HoneyHoneyHowYouThrillMe · 24/07/2025 19:36

Redruby2020 · 24/07/2025 19:33

OP said 6 hrs back and forth

I think OP probably meant 6 hours round trip. But that's still a lot of travel to see your child and to do your part in active parenting.

HoneyHoneyHowYouThrillMe · 24/07/2025 19:43

But if he does go 6 hours back and forth, good for him!

@Yunsin I hope it works out brilliantly for you, whatever you decide!

Lauralou19 · 24/07/2025 19:46

We had the ‘honeymoon period’ for a long time prior to getting married as had no responsibilities other than our jobs and an easily manageable mortgage for almost a decade (and only needing to think about ourselves). You have it totally different with having a child after a shorter relationship. You are not going to be in what you would describe as the ‘madly in love’ stage as you have had to quickly deal with the serious responsibilities of raising a child.

20+ years of marriage and I would still describe myself as deeply in love though. To me, that means you can make it through anything - deaths, health stress, financial pressures, work stress, raising kids and the list could go on and on. I still look always forward to spending time with my DH (and at other times, he completely annoys me!) 😂and I know we could face anything together.

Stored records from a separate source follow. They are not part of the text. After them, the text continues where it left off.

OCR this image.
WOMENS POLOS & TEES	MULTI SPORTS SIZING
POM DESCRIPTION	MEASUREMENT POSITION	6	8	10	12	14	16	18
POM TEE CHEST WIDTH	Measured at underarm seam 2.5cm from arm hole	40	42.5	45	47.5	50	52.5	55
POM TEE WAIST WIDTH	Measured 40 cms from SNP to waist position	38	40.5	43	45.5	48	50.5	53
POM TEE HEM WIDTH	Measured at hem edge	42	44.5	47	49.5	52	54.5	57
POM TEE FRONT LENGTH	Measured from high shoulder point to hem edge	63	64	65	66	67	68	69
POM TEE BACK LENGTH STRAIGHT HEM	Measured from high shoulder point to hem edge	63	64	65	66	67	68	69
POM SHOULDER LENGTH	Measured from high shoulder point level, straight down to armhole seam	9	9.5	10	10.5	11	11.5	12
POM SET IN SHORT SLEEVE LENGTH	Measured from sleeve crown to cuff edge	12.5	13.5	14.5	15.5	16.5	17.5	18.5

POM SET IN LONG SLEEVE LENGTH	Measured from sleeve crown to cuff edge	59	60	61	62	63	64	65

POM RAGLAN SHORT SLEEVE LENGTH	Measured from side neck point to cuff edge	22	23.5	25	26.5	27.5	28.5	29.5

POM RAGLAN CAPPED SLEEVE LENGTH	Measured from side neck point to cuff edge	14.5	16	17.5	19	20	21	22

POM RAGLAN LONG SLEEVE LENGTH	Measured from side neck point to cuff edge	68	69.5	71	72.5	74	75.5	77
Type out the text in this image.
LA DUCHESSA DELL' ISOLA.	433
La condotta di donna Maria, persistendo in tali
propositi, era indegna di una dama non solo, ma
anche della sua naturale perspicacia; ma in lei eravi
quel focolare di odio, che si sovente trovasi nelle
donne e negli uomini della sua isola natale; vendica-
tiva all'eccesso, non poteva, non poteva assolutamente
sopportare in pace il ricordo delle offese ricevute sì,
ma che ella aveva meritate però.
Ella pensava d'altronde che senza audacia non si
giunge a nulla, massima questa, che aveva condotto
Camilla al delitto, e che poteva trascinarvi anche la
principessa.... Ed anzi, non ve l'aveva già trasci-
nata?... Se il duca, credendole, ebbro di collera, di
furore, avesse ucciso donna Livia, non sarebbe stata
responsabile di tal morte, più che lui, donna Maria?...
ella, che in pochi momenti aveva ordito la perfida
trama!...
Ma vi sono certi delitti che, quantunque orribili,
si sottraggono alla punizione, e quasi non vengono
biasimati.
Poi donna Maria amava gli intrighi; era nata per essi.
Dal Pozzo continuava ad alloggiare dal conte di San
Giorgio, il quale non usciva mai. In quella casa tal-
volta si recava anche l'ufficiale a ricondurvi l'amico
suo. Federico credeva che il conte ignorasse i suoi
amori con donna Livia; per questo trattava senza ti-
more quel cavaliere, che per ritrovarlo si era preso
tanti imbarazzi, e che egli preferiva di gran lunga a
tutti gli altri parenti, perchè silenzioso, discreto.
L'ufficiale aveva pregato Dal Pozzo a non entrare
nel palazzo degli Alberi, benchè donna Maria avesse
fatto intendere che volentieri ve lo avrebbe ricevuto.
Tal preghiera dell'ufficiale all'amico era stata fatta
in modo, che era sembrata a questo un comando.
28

Do you think he is the person you could get through anything with? Life is full of challenges and every marriage takes work. Being a team and always there for each other matters more in the long term.

JLou08 · 24/07/2025 19:56

I think I would chose a good father and man who makes me laugh over being deeply in love. I do wonder if there is actually a relationship here though and what he feels for you. You say he drives every few days to see DS rather than see you and DS. Does he want to be with you as a person or does he just love his DS and want a family unit? If it's the latter you're at risk of him being gone when the child grows up and you've possibly missed the chance of finding a life partner. He may even go sooner if he finds someone he loves, you could too. If that happens whilst you are living separately your DS won't know any different. If it happens when you're living together and he is older it could be detrimental to him. Maybe one of you will fall for the other and be heartbroken when if it ends. I'd really take some time to consider the decision and get an idea of what your DP actually feels for you as an individual rather than the mother of his child.